For almost everyone, FLV is the wrong target for a Canon photo, on two counts: it is a Flash-era video format that no browser plays, and it wraps a still image in a video container you probably do not need. If you only want a viewable, shareable picture, convert to an image with CR2 to JPG and keep the original .cr2 as your editable master — no video wrapper, far smaller, and supported everywhere. If you genuinely need a video clip — a photo slate or intro hold — the honest default is CR2 to MP4: H.264 in an MP4 plays natively on phones, browsers, smart TVs, and editors, and keeps quality far better than Sorenson Spark. The only solid reasons to still produce FLV are feeding a legacy Flash-based streaming server (RTMP-era infrastructure still running on an intranet) or an old e-learning platform that ingests only .flv. Outside those niches, target MP4 or JPG.

Frequently Asked Questions

Should I convert CR2 to FLV at all in 2026?

Usually no. FLV depends on Adobe Flash, which Adobe stopped supporting on December 31, 2020, and began blocking on January 12, 2021 — and no current browser plays FLV. On top of that, a CR2 is a still photo, so the result is a single motionless, silent frame rather than real footage. Only choose FLV if a specific legacy system requires a .flv file, such as an old Flash-based streaming server or an e-learning platform that ingests only that format. For a picture, use CR2 to JPG; for a clip, use CR2 to MP4.

Does the FLV clip have any motion or sound?

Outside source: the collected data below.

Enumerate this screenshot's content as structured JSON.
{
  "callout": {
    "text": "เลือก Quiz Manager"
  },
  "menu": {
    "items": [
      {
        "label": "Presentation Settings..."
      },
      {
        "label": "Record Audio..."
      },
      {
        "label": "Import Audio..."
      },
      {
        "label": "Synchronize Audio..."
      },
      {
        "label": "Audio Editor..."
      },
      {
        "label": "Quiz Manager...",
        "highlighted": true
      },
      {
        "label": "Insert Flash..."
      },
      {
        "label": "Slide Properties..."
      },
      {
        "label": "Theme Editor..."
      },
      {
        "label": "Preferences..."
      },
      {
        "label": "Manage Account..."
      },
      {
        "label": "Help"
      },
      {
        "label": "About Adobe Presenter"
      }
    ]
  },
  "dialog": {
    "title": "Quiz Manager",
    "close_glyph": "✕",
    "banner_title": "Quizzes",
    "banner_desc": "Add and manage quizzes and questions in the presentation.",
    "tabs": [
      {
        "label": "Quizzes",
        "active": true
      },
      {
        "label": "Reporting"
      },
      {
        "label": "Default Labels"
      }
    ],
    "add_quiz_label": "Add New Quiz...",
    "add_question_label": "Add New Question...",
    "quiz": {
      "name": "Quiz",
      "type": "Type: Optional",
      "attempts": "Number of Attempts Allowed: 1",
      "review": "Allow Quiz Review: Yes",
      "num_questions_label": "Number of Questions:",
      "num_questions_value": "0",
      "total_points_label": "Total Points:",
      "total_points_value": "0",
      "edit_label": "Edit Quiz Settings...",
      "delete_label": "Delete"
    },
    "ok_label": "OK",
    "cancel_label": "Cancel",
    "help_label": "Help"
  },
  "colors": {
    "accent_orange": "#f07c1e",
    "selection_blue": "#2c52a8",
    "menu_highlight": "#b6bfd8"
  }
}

No. The conversion takes one CR2 photo and displays it as a static image for the duration you set. There is no panning, zoom, or animation, and the output carries no audio track — because the source is a still image, the converter omits the audio stream entirely, so the "Audio Codec" option does not appear. If you upload several photos and choose "Merge images," they play back to back, but each frame is still a static image shown for its set duration, with no transitions between them.

Do I lose the RAW editing latitude when I convert CR2 to FLV?

Yes. A CR2 stores unprocessed sensor data — TIFF/EP-based, roughly 14-bit on most Canon bodies — which is why you can recover highlights, shadows, and white balance after the shot. To put the photo into a video, the converter renders it first, demosaicing the sensor data and baking in white balance, exposure, and tone. Once that rendered frame is inside the FLV, the latitude is gone, exactly as it would be in a JPEG. Keep your original .cr2 if you may still want to edit it.

Which video codec does the FLV output use?

By default, FLV (Sorenson Spark) — FourCC FLV1, a variant of H.263 and the codec classic Flash players read most reliably. Under "Show All Options" you can switch the Video Codec to H.264 (which Adobe added to the Flash pipeline only in late 2007, so the oldest players will not read it) for sharper output, or to other Flash-era codecs. Because the source is a still photo, no audio track is written regardless of codec.

Why won't my FLV play after converting?

Because browsers removed Flash. Adobe ended Flash Player support on December 31, 2020, and began blocking Flash content on January 12, 2021, so Chrome, Firefox, Edge, and Safari no longer play FLV. The file itself is valid — it opens in standalone players like VLC. For anything you intend to share, view in a browser, or stream publicly, convert to CR2 to MP4 instead.

How are my files handled during conversion?

In our testing, a single full-resolution Canon CR2 held for 5 seconds at the "Very High" preset produced a small FLV only a few megabytes in size, because a motionless frame compresses heavily. Your file is uploaded over an encrypted connection, rendered and packaged into FLV on our servers, and deleted automatically a few hours after conversion — no sign-up, no watermark, never shared or made public. The main practical limit is upload size and time, not your device.